The earth creates lots of lakes, large and small. But she does not intend them to live as long as her mighty mountains. Most of our brimming lakes will be swamps or dry land 100,000 years in the future. By that time, other basins will be hollowed in the earth and filled with lake water. Some will form on high slopes where melting water runs down from glaciers on the lofty mountain peaks. Others will form around flat glaciers, where melting water fills hollows already there in the ground.
Other future lakes will form where earthquakes and landslides change the ups and downs of the ground. Sometimes earthquakes .cause the ground to sink and form a hollow trough. If this basin happens to be near a stream or river, the water is likely to drain down and fill it with lake water. Sometimes a landslide falls across a river and stops its flow with a mighty wall of rocks and gravelly dirt. Then the water collects and forms a lake behind the landslide.

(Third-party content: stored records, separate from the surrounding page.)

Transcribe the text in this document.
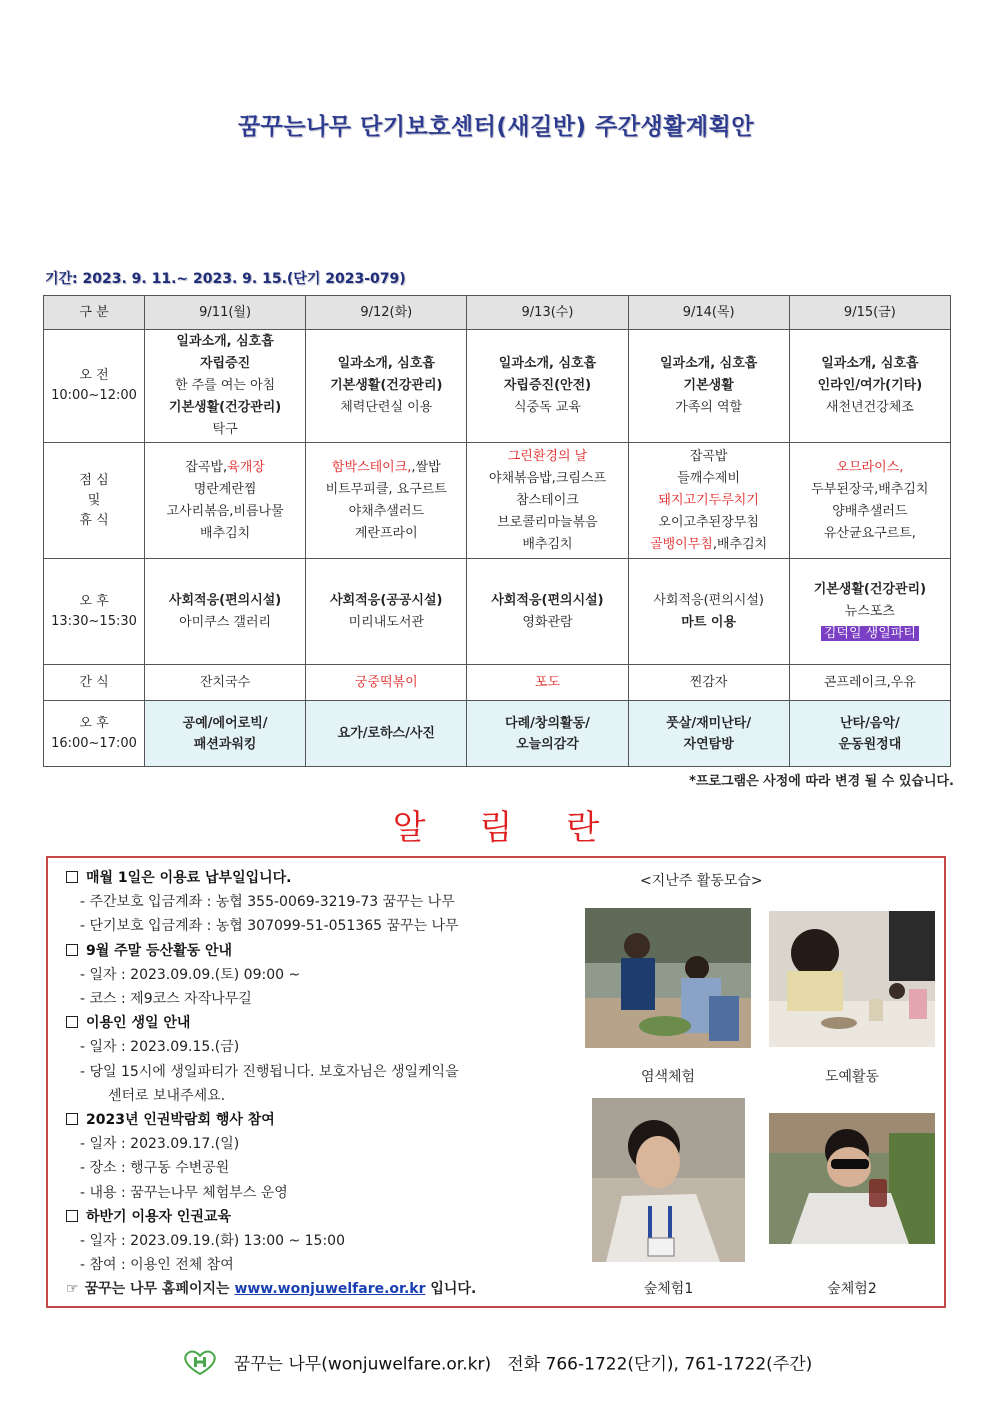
꿈꾸는나무 단기보호센터(새길반) 주간생활계획안
기간: 2023. 9. 11.~ 2023. 9. 15.(단기 2023-079)
구 분	9/11(월)	9/12(화)	9/13(수)	9/14(목)	9/15(금)

오 전
10:00~12:00	일과소개, 심호흡
자립증진
한 주를 여는 아침
기본생활(건강관리)
탁구	일과소개, 심호흡
기본생활(건강관리)
체력단련실 이용	일과소개, 심호흡
자립증진(안전)
식중독 교육	일과소개, 심호흡
기본생활
가족의 역할	일과소개, 심호흡
인라인/여가(기타)
새천년건강체조

점 심
및
휴 식	잡곡밥,육개장
명란계란찜
고사리볶음,비름나물
배추김치	함박스테이크,,쌀밥
비트무피클, 요구르트
야채추샐러드
계란프라이	그린환경의 날
야채볶음밥,크림스프
참스테이크
브로콜리마늘볶음
배추김치	잡곡밥
들깨수제비
돼지고기두루치기
오이고추된장무침
골뱅이무침,배추김치	오므라이스,
두부된장국,배추김치
양배추샐러드
유산균요구르트,

오 후
13:30~15:30	사회적응(편의시설)
아미쿠스 갤러리	사회적응(공공시설)
미리내도서관	사회적응(편의시설)
영화관람	사회적응(편의시설)
마트 이용	기본생활(건강관리)
뉴스포츠
김덕일 생일파티

간 식	잔치국수	궁중떡볶이	포도	찐감자	콘프레이크,우유

오 후
16:00~17:00	공예/에어로빅/
패션과워킹	요가/로하스/사진	다례/창의활동/
오늘의감각	풋살/재미난타/
자연탐방	난타/음악/
운동원정대
*프로그램은 사정에 따라 변경 될 수 있습니다.
알림란
매월 1일은 이용료 납부일입니다.
- 주간보호 입금계좌 : 농협 355-0069-3219-73 꿈꾸는 나무
- 단기보호 입금계좌 : 농협 307099-51-051365 꿈꾸는 나무
9월 주말 등산활동 안내
- 일자 : 2023.09.09.(토) 09:00 ~
- 코스 : 제9코스 자작나무길
이용인 생일 안내
- 일자 : 2023.09.15.(금)
- 당일 15시에 생일파티가 진행됩니다. 보호자님은 생일케익을
센터로 보내주세요.
2023년 인권박람회 행사 참여
- 일자 : 2023.09.17.(일)
- 장소 : 행구동 수변공원
- 내용 : 꿈꾸는나무 체험부스 운영
하반기 이용자 인권교육
- 일자 : 2023.09.19.(화) 13:00 ~ 15:00
- 참여 : 이용인 전체 참여
☞ 꿈꾸는 나무 홈페이지는 www.wonjuwelfare.or.kr 입니다.
<지난주 활동모습>
염색체험	도예활동
숲체험1	숲체험2
꿈꾸는 나무(wonjuwelfare.or.kr)   전화 766-1722(단기), 761-1722(주간)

A few future lakes will form in deep hollows at the tops of mountain peaks. As a rule, these mountains are dead or sleeping volcanos and the hollows are the craters that once poured forth streams of molten lava. Rains and melting snows collect in these high hollows and form some of the world's most lovely lakes.
Many other smallish lakes will be formed by wandering rivers who change their minds. A river, of course, always flows gently downhill to meet the waters of the ocean. It may flow fast down steep steep slopes or take its time flowing lazily across a flat plain. A lazy river is more likely to form lakes. As it goes, it tends to weave from side to side in snakey loops. Sometimes its flowing water digs a new channel and makes a shortcut across a curve. This cuts off a loop and the water it holds is left behind as a lake. Other lakes will form in hollows created when underground caves collapse.
The earth has many ways to form lakes and we also can create them. Our clever engineers do this when they build a dam across a river. Most of the flowing water is stopped in its tracks and guided to fill a reservoir. Our reservoirs are man made lakes.
During its lifetime, a lovely lake is a wondrous thing. Fishes, frogs and countless creatures thrive in its fresh water. Sedges and bullrushes grow around its brinks, water birds nest there, and all the animals of the neighborhood come tip toeing down to drink. The earth expects it to last perhaps 50,000 years. It is very sad when the human population dumps in trash and pollution that chokes and kills a lovely lake in 20 years or so.